Of note are total liabilities of $370M, including $170M in senior convertible senior bonds maturing in October 2025 (not accounted for in the projected cash runaway) and $133M in deferred royalty obligations. With regards to the latter, KPTI will have to pay $56M by June 30, 2025 (unclear if these are accounted for in the projected runaway) .
- The main risk is failure in ongoing phase 3 trials.
- Another risk is emergence of competition with better efficacy and/or better tolerability. As acknowledged by KPTI in the latest 10Q; “Several new novel therapeutics have recently entered, and are expected to continue to enter, the multiple myeloma treatment landscape. TECVAYLI™ (teclistamab-cqyv), the first bispecific T-Cell engager was approved by the FDA in October 2022, followed by approvals of two more bispecifics, ELREXFIO™ (elranatamab-bcmm) and TALVEY™ (talquetamab-tgvs) in August 2023. Other T-cell engaging therapies, bispecifics with different targets, immunomodulators, and a BCL-2 inhibitor are in clinical development and may be introduced into the multiple myeloma market in 2023. In addition, future label expansions into earlier lines of existing therapies are anticipated in 2023 and beyond. The approval of these anti-cancer agents, or any others which may acquire regulatory approval, may have a significant impact on the therapeutic landscape and our product revenues.”. Nevertheless, “While we expect advance intensification of the competitive landscape in the late lines, in the mid to long term, we believe that the potential approval of SPD and advance data generation around the T-cell fitness space with novel combinations could unlock advance benefits for myeloma patients with XPOVIO”. As explained above I agree that the T-cell sparing potential of SPD combination could demonstrate to be a major commercial advantage.
- Even though projected cash runaway is beyond expected catalysts there KPTI will need to raise cash before. Lower than anticipated revenues may impact KPTI’s estimated cash runaway. Furthermore, projected cash runaway does not seem to account for liabilities, especially convertible senior notes maturing in October 2025. Hopefully, with good results from ongoing phase 3s dilutional impact from raising cash will be lower.
- Finally, with a current bid price <$1 there is risk of de-listing. Considering the potential for 2x 180-day extensions, KPTI will have about a year to enhance the price to >$1. However, considering the timing of anticipated catalysts there is a chance KPTI might be forced to a reverse-split. Personally, I believe there is decent probability of getting back to >$1.

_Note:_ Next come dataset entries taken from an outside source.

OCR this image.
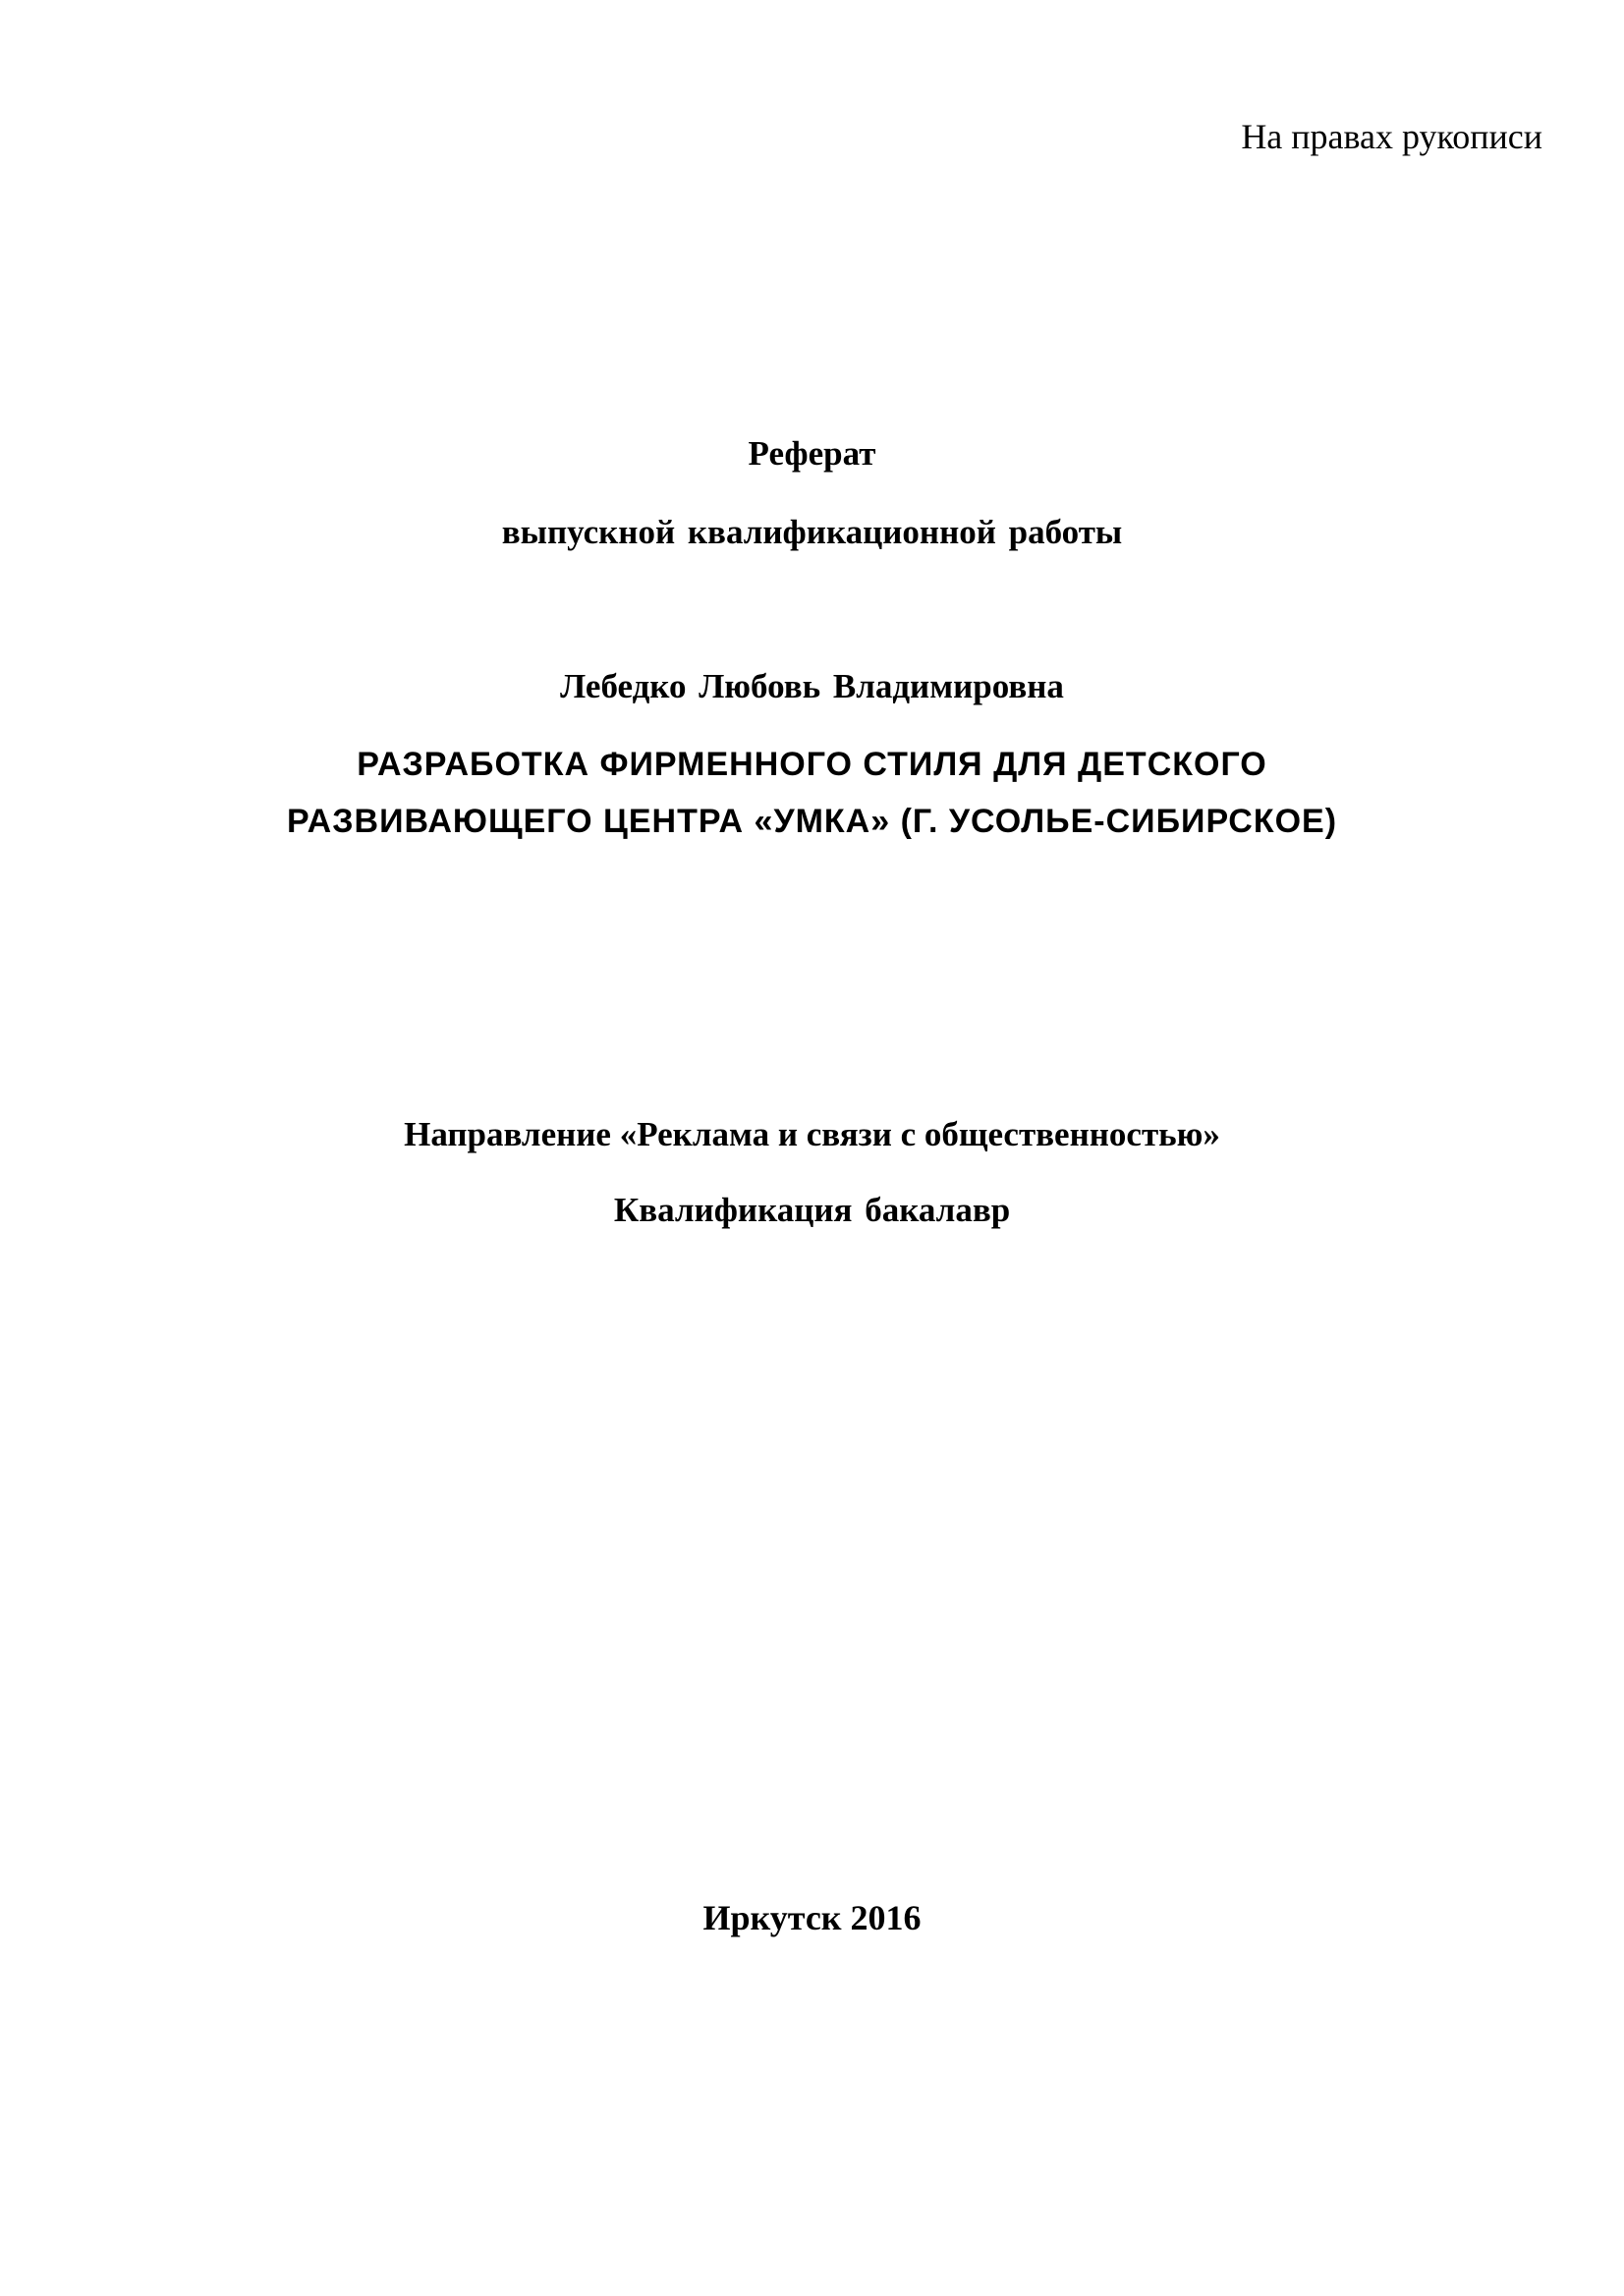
На правах рукописи
Реферат
выпускной квалификационной работы
Лебедко Любовь Владимировна
РАЗРАБОТКА ФИРМЕННОГО СТИЛЯ ДЛЯ ДЕТСКОГО
РАЗВИВАЮЩЕГО ЦЕНТРА «УМКА» (Г. УСОЛЬЕ-СИБИРСКОЕ)
Направление «Реклама и связи с общественностью»
Квалификация бакалавр
Иркутск 2016
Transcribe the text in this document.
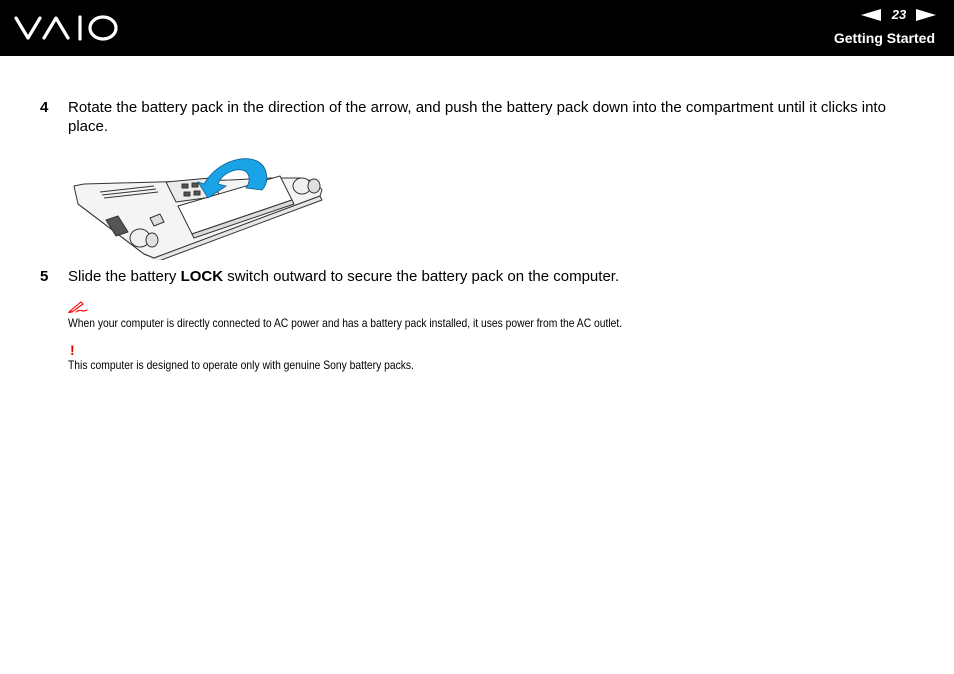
23
Getting Started
4 Rotate the battery pack in the direction of the arrow, and push the battery pack down into the compartment until it clicks into place.
5 Slide the battery LOCK switch outward to secure the battery pack on the computer.
When your computer is directly connected to AC power and has a battery pack installed, it uses power from the AC outlet.
!
This computer is designed to operate only with genuine Sony battery packs.
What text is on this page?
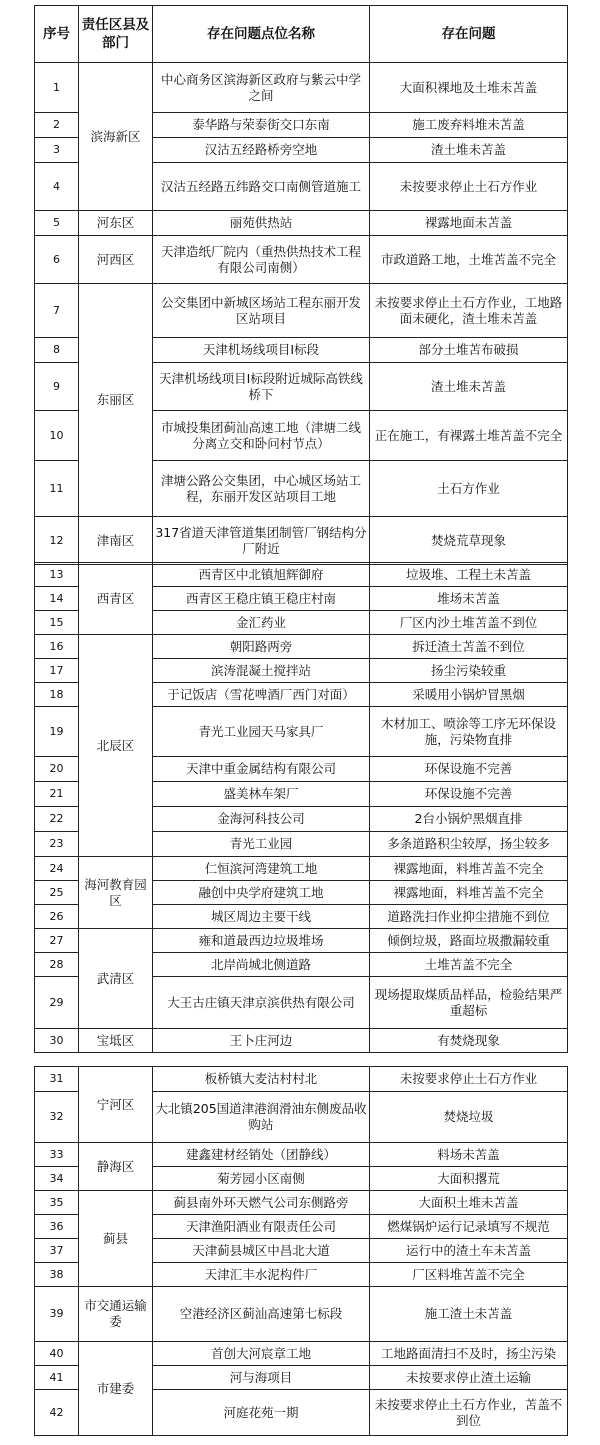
序号	责任区县及部门	存在问题点位名称	存在问题
1	滨海新区	中心商务区滨海新区政府与紫云中学之间	大面积裸地及土堆未苫盖
2		泰华路与荣泰街交口东南	施工废弃料堆未苫盖
3		汉沽五经路桥旁空地	渣土堆未苫盖
4		汉沽五经路五纬路交口南侧管道施工	未按要求停止土石方作业
5	河东区	丽苑供热站	裸露地面未苫盖
6	河西区	天津造纸厂院内（重热供热技术工程有限公司南侧）	市政道路工地，土堆苫盖不完全
7	东丽区	公交集团中新城区场站工程东丽开发区站项目	未按要求停止土石方作业，工地路面未硬化，渣土堆未苫盖
8		天津机场线项目Ⅰ标段	部分土堆苫布破损
9		天津机场线项目Ⅰ标段附近城际高铁线桥下	渣土堆未苫盖
10		市城投集团蓟汕高速工地（津塘二线分离立交和卧问村节点）	正在施工，有裸露土堆苫盖不完全
11		津塘公路公交集团，中心城区场站工程，东丽开发区站项目工地	土石方作业
12	津南区	317省道天津管道集团制管厂钢结构分厂附近	焚烧荒草现象
13	西青区	西青区中北镇旭辉御府	垃圾堆、工程土未苫盖
14		西青区王稳庄镇王稳庄村南	堆场未苫盖
15		金汇药业	厂区内沙土堆苫盖不到位
16	北辰区	朝阳路两旁	拆迁渣土苫盖不到位
17		滨涛混凝土搅拌站	扬尘污染较重
18		于记饭店（雪花啤酒厂西门对面）	采暖用小锅炉冒黑烟
19		青光工业园天马家具厂	木材加工、喷涂等工序无环保设施，污染物直排
20		天津中重金属结构有限公司	环保设施不完善
21		盛美林车架厂	环保设施不完善
22		金海河科技公司	2台小锅炉黑烟直排
23		青光工业园	多条道路积尘较厚，扬尘较多
24	海河教育园区	仁恒滨河湾建筑工地	裸露地面，料堆苫盖不完全
25		融创中央学府建筑工地	裸露地面，料堆苫盖不完全
26		城区周边主要干线	道路洗扫作业抑尘措施不到位
27	武清区	雍和道最西边垃圾堆场	倾倒垃圾，路面垃圾撒漏较重
28		北岸尚城北侧道路	土堆苫盖不完全
29		大王古庄镇天津京滨供热有限公司	现场提取煤质品样品，检验结果严重超标
30	宝坻区	王卜庄河边	有焚烧现象
31	宁河区	板桥镇大麦沽村村北	未按要求停止土石方作业
32		大北镇205国道津港润滑油东侧废品收购站	焚烧垃圾
33	静海区	建鑫建材经销处（团静线）	料场未苫盖
34		菊芳园小区南侧	大面积撂荒
35	蓟县	蓟县南外环天燃气公司东侧路旁	大面积土堆未苫盖
36		天津渔阳酒业有限责任公司	燃煤锅炉运行记录填写不规范
37		天津蓟县城区中昌北大道	运行中的渣土车未苫盖
38		天津汇丰水泥构件厂	厂区料堆苫盖不完全
39	市交通运输委	空港经济区蓟汕高速第七标段	施工渣土未苫盖
40	市建委	首创大河宸章工地	工地路面清扫不及时，扬尘污染
41		河与海项目	未按要求停止渣土运输
42		河庭花苑一期	未按要求停止土石方作业，苫盖不到位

KPTI has a decent cash runaway for a micro-cap biotech, which seems to be sufficient for major catalysts. Success in any of the 3 ongoing phase 3 trials could significantly improve revenues by selinexor. On the other hand, with catalysts being far away the downward momentum may continue or there may be little if any upside in the short term. Notably, KPTI is rated as a “Strong Sell” according to SA’s quant rating. Therefore, investing closer to the upcoming catalysts may be safer. However, I believe KPTI is undervalued and may be close to the bottom considering; (1) approved commercial product (despite underwhelming revenue growth so far, 3 approvals imply a successful drug developer) with established global commercial infrastructure to uphold new launches after potential label expansions, (2) cash runaway beyond major catalysts, (3) potential for $1-2B annual peak sales if any of ongoing phase 3s are successful (compared to a current EV of $182M). I believe the market is underestimating selinexor’s potential. At least a small watchlist position may be worth it, but will demand patience and represents a high-risk speculative investment facing fierce competition. Considering liabilities KPTI will also have to raise cash before mid-2025.